A record stand for England’s first-wicket against New Zealand made the draw favourite in the first Test in Dunedin.
After New Zealand batted on and thumped their way 293 runs ahead by the time they declared their first innings, England were left knowing that they would have to bat for almost two days to avoid defeat.
Alastair Cook and Nick Compton set the tone, batting with patience and poise, combining for a stand of 231 for the opening wicket. It was Cook’s 24th, an England record, and Compton’s first, bringing tears to the eyes of his father in the crowd. Cook fell for 116 shortly before stumps, but with England reducing their arrears to 59 by stumps, the tourists have taken a major step towards safety in this match.
The day got off to a rollicking start. It had been suggested that McCullum declare overnight, but he justified the decision to carry on batting with some early fireworks.
He crunched Stuart Broad and James Anderson for three sixes, adding 30 runs to his overnight 44 in just 17 balls.
When he did fall, Anderson holding a steepling catch off Broad’s bowling, Bruce Martin picked up the mantle, showing good touch with eight fours in a brisk 41, until Finn bounced him out, Prior taking a top-edge behind the stumps.
Cook and Compton came out to the middle with almost a full day to bat out, but they showed the application which had been conspicuous by its absence in the first innings.
They blunted the new ball, with seamers Tim Southee, Trent Boult and Neil Wagner all finding that the swing had disappeared towards the end of the morning session.
The closest New Zealand came to a wicket was when they reviewed an lbw shout from Southee against the England captain – but a sizeable inside-edge meant there was precious little in the appeal’s favour.
And with the curious dark brown Dunedin pitch still playing true, there was little the Black Caps could do to knock the openers off their stride.
Both reached 25 not out by lunch, then moved obdurately into the 60s by tea.
New Zealand did not bowl poorly – but their earnest attack lacked an X-factor in the absence of assistance from the pitch.
McCullum did not let the game meaner, setting some intriguing fields, including three men in the point and gully region at one point for Cook, then two men at short midwicket for Compton.
Compton took a long time to approach what might be termed fluency – but given the context of the match and the context of his own future in the team, with team-mate Joe Root talked about openly in the press as a candidate to replace him at the top of the order, that was perhaps no surprise.

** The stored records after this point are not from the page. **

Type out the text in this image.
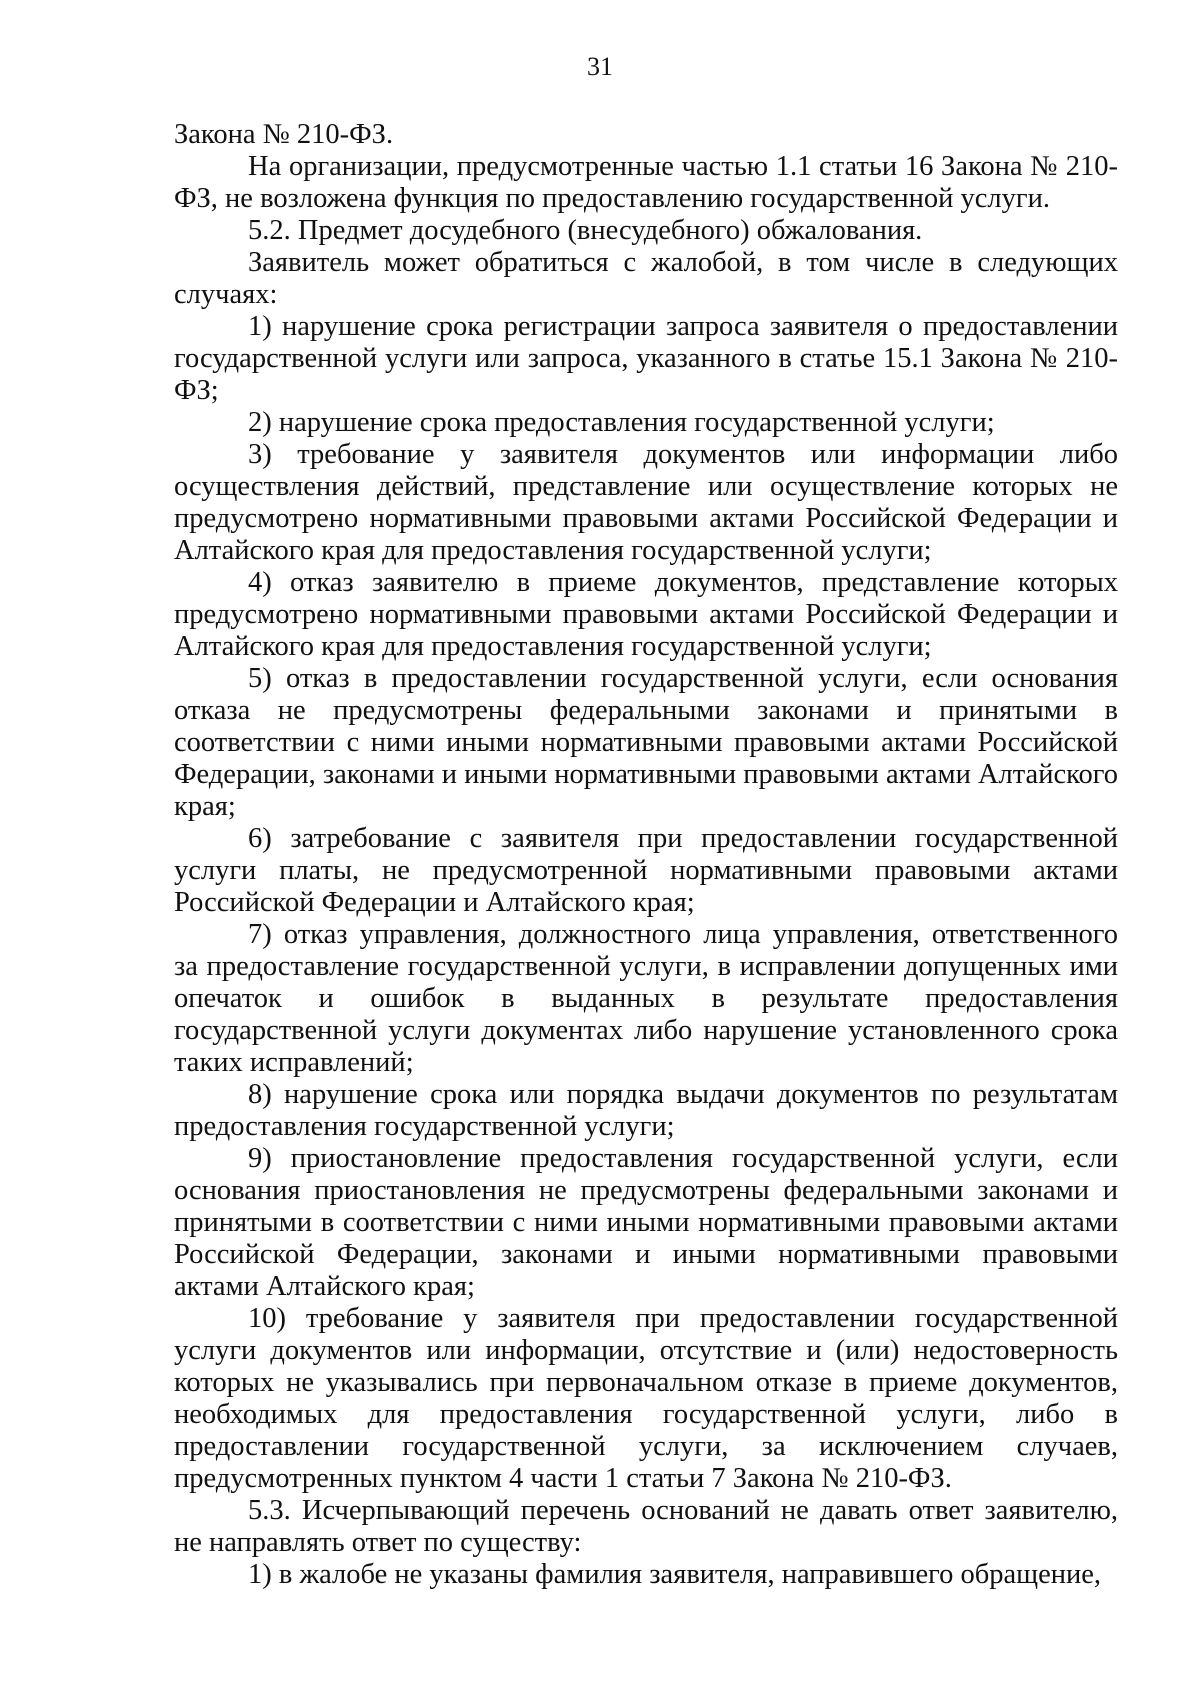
31

Закона № 210-ФЗ.

На организации, предусмотренные частью 1.1 статьи 16 Закона № 210-ФЗ, не возложена функция по предоставлению государственной услуги.

5.2. Предмет досудебного (внесудебного) обжалования.

Заявитель может обратиться с жалобой, в том числе в следующих случаях:

1) нарушение срока регистрации запроса заявителя о предоставлении государственной услуги или запроса, указанного в статье 15.1 Закона № 210-ФЗ;

2) нарушение срока предоставления государственной услуги;

3) требование у заявителя документов или информации либо осуществления действий, представление или осуществление которых не предусмотрено нормативными правовыми актами Российской Федерации и Алтайского края для предоставления государственной услуги;

4) отказ заявителю в приеме документов, представление которых предусмотрено нормативными правовыми актами Российской Федерации и Алтайского края для предоставления государственной услуги;

5) отказ в предоставлении государственной услуги, если основания отказа не предусмотрены федеральными законами и принятыми в соответствии с ними иными нормативными правовыми актами Российской Федерации, законами и иными нормативными правовыми актами Алтайского края;

6) затребование с заявителя при предоставлении государственной услуги платы, не предусмотренной нормативными правовыми актами Российской Федерации и Алтайского края;

7) отказ управления, должностного лица управления, ответственного за предоставление государственной услуги, в исправлении допущенных ими опечаток и ошибок в выданных в результате предоставления государственной услуги документах либо нарушение установленного срока таких исправлений;

8) нарушение срока или порядка выдачи документов по результатам предоставления государственной услуги;

9) приостановление предоставления государственной услуги, если основания приостановления не предусмотрены федеральными законами и принятыми в соответствии с ними иными нормативными правовыми актами Российской Федерации, законами и иными нормативными правовыми актами Алтайского края;

10) требование у заявителя при предоставлении государственной услуги документов или информации, отсутствие и (или) недостоверность которых не указывались при первоначальном отказе в приеме документов, необходимых для предоставления государственной услуги, либо в предоставлении государственной услуги, за исключением случаев, предусмотренных пунктом 4 части 1 статьи 7 Закона № 210-ФЗ.

5.3. Исчерпывающий перечень оснований не давать ответ заявителю, не направлять ответ по существу:

1) в жалобе не указаны фамилия заявителя, направившего обращение,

After tea, some of his more dashing strokes saw the light of day, including some sumptuous drives through the off side.
Cook, meanwhile, glided unperturbed and unnoticed towards his 24th Test century, extending his own England record. For a man with four Test tons in his five matches since taking the captaincy full-time, it had a certain air of inevitability about it.
Compton’s did not – and he struggled to move through the nineties. Twice he took reckless singles which almost resulted in run outs.

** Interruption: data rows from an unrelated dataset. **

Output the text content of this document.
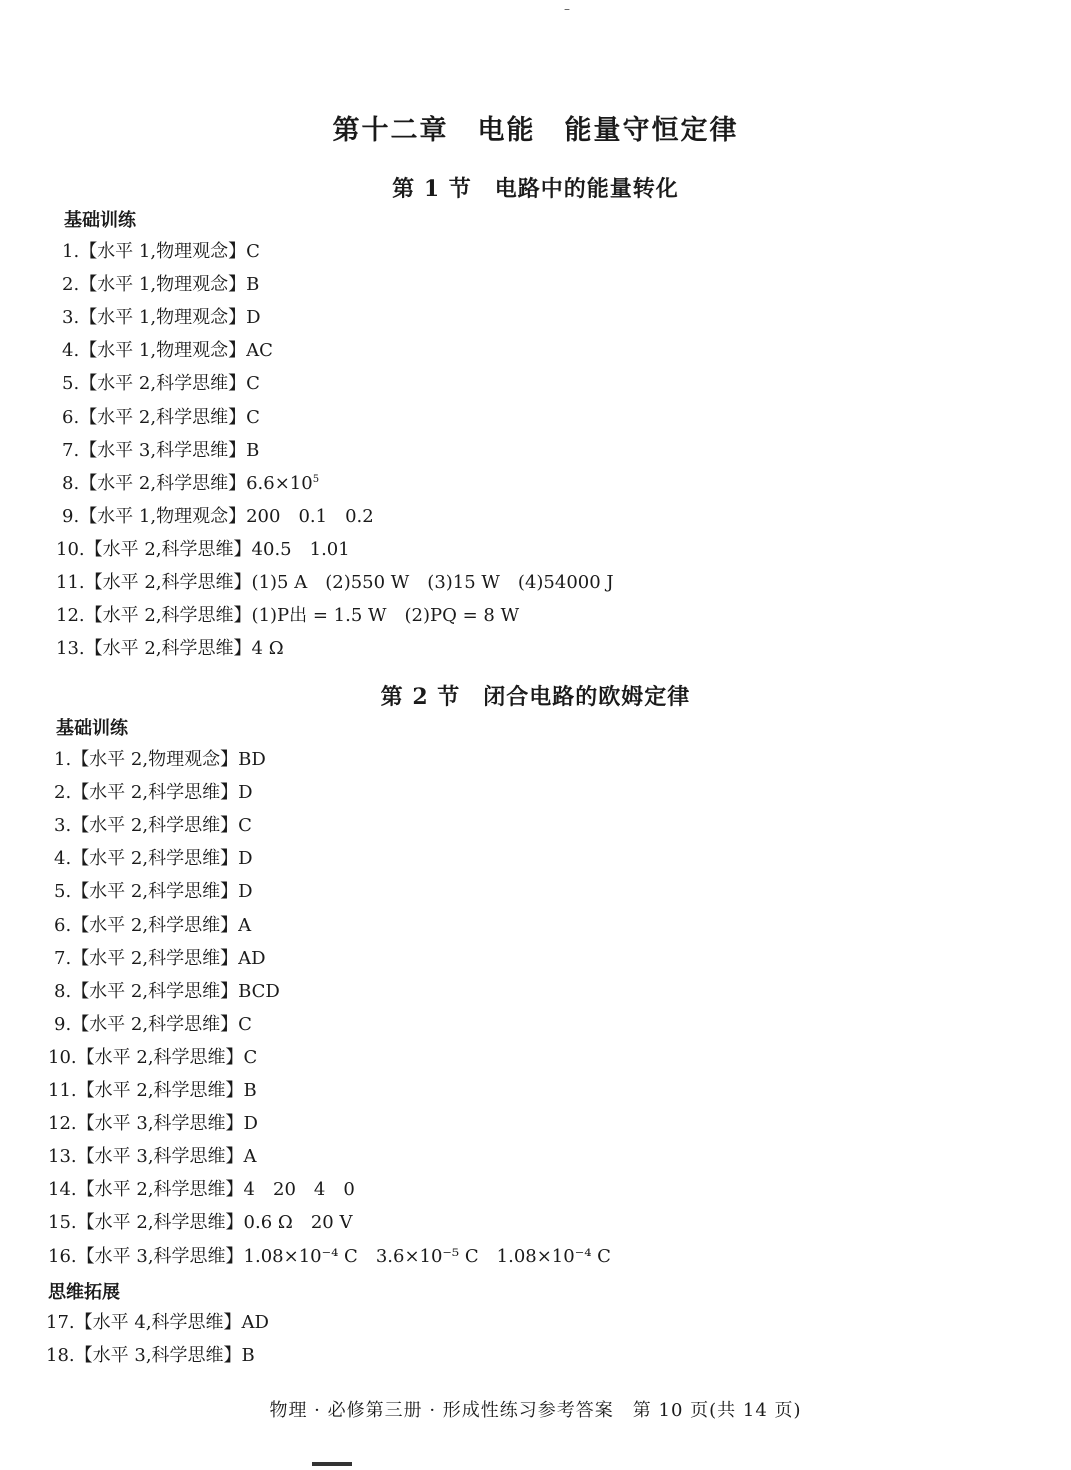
–
第十二章　电能　能量守恒定律
第 1 节　电路中的能量转化
基础训练
1.【水平 1,物理观念】C
2.【水平 1,物理观念】B
3.【水平 1,物理观念】D
4.【水平 1,物理观念】AC
5.【水平 2,科学思维】C
6.【水平 2,科学思维】C
7.【水平 3,科学思维】B
8.【水平 2,科学思维】$6.6\times 10^5$
9.【水平 1,物理观念】200　0.1　0.2
10.【水平 2,科学思维】40.5　1.01
11.【水平 2,科学思维】(1)5 A　(2)550 W　(3)15 W　(4)54000 J
12.【水平 2,科学思维】(1)P出 = 1.5 W　(2)PQ = 8 W
13.【水平 2,科学思维】4 Ω
第 2 节　闭合电路的欧姆定律
基础训练
1.【水平 2,物理观念】BD
2.【水平 2,科学思维】D
3.【水平 2,科学思维】C
4.【水平 2,科学思维】D
5.【水平 2,科学思维】D
6.【水平 2,科学思维】A
7.【水平 2,科学思维】AD
8.【水平 2,科学思维】BCD
9.【水平 2,科学思维】C
10.【水平 2,科学思维】C
11.【水平 2,科学思维】B
12.【水平 3,科学思维】D
13.【水平 3,科学思维】A
14.【水平 2,科学思维】4　20　4　0
15.【水平 2,科学思维】0.6 Ω　20 V
16.【水平 3,科学思维】1.08×10⁻⁴ C　3.6×10⁻⁵ C　1.08×10⁻⁴ C
思维拓展
17.【水平 4,科学思维】AD
18.【水平 3,科学思维】B
物理 · 必修第三册 · 形成性练习参考答案　第 10 页(共 14 页)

His nerves would only have been frayed further by the departure of Cook late in the day, tickling the ball behind to the wicketkeeper to give Trent Boult a well-deserved wicket.
It left Compton on 99, with 13 balls left in the day and nightwatchman Finn for company.
But a shot into midwicket against Southee meant that he finally got to three figures, after 50 minutes and 40 balls in the nineties.
He and Finn reached the close without further incident, and the opener will know that he has a chance to bat through another day’s Test cricket on day five. The draw is closer, but still far from secure.